Kavanaugh: E por que essa independência é importante na sua opinião?

Sauer: Não contestamos a importância disso por muitas das razões apontadas pelos amigos, mas enfatizamos que há um equilíbrio alcançado aqui. Este não é um “você nunca pode ser removido”. Existe uma autorização de remoção de causa.

Kavanaugh: Mas quanto a isso, na sua posição de que não há revisão judicial, nenhum processo necessário, nenhuma solução disponível, padrões muito baixos para uma causa que só o presidente determina – isso enfraqueceria, se não destruísse, a independência da Reserva Federal que acabámos de discutir.
Sauer: Discordamos disso, e eu gostaria de salientar o que você disse, de que este é um padrão baixo para a causa. Em certo sentido, é um padrão muito alto.

É uma proteção muito forte, porque os protege daquilo que aparentemente mais preocupava o Congresso, que é…
Kavanaugh: Mas seria na opinião do presidente – o presidente que pode ter um desacordo político – e não há revisão judicial, e o presidente pode simplesmente defini-lo por conta própria.

Sauer: Uma das tradições mais fortes na jurisprudência deste tribunal é o tipo de presunção de regularidade das ações do presidente que se aplica a esta disposição, penso eu, efetivamente há 112 anos, e continua a fazê-lo.

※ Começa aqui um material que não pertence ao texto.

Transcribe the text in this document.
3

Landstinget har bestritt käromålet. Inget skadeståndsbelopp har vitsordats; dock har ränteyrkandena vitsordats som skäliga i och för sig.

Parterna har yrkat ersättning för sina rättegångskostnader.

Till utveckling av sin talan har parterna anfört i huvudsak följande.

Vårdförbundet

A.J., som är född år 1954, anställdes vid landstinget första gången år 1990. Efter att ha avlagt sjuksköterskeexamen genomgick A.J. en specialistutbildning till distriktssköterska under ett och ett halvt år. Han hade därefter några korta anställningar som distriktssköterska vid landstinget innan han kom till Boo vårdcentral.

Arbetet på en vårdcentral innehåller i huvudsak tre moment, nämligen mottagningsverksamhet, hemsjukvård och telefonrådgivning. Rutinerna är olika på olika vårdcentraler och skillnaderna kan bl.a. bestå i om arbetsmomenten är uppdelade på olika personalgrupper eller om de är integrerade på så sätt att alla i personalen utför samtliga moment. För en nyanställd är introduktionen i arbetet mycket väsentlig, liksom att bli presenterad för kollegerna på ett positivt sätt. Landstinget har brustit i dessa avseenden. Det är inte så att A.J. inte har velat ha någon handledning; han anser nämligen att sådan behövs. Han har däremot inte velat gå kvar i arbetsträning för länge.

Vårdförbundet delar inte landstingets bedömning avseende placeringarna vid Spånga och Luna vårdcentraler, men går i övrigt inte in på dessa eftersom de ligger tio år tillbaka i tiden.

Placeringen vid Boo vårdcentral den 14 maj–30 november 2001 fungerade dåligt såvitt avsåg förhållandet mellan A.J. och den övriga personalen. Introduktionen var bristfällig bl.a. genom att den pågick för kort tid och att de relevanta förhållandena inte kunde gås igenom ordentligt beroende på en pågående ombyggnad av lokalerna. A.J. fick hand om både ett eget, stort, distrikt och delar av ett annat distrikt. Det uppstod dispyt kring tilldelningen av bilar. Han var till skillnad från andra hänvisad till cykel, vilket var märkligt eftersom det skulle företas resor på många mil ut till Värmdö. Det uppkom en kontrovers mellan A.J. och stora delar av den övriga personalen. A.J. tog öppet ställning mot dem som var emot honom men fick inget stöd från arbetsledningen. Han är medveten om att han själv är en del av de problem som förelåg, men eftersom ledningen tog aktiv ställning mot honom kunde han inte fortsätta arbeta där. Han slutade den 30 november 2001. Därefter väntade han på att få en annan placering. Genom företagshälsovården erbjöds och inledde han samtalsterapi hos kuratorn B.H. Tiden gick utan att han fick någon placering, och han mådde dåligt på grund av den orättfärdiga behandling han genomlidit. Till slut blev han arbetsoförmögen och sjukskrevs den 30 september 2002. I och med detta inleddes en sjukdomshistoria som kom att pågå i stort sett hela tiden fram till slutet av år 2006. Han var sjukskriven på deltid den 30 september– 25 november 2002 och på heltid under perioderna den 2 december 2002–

Kavanaugh: Vamos falar sobre os efeitos posteriores disso no mundo real. Porque se isso fosse um precedente, parece-me que, só de pensar no panorama geral, o que vai, volta. Todos os nomeados pelo atual presidente provavelmente seriam destituídos por justa causa em 20 de janeiro de 2029, se houver um presidente democrata, ou em 20 de janeiro de 2033. E então estaremos realmente em uma destituição voluntária. Então, o que estamos fazendo aqui? O que é – você sabe, nós começamos – é por isso que comecei com qual é o propósito da independência e da remoção por justa causa. Se aceitarmos tudo isso – nenhum procedimento, nenhuma revisão judicial, nenhuma solução – você sabe, é isso que vai acontecer, eu acho. E então onde estamos? Então você contesta que esse é, você sabe, o efeito no mundo real?

Sauer: Não posso prever o que os futuros presidentes poderão ou não fazer, mas o argumento parece-me um argumento político.

Kavanaugh: Bem, a história é um guia muito bom. Uma vez liberadas essas ferramentas, elas são usadas por ambos os lados e, geralmente, mais na segunda vez. E acho que é isso que precisamos ter certeza de que estamos – novamente, isso não pode necessariamente conduzir a decisão. Temos que estar cientes do que estamos fazendo e das consequências da sua posição para a estrutura do governo.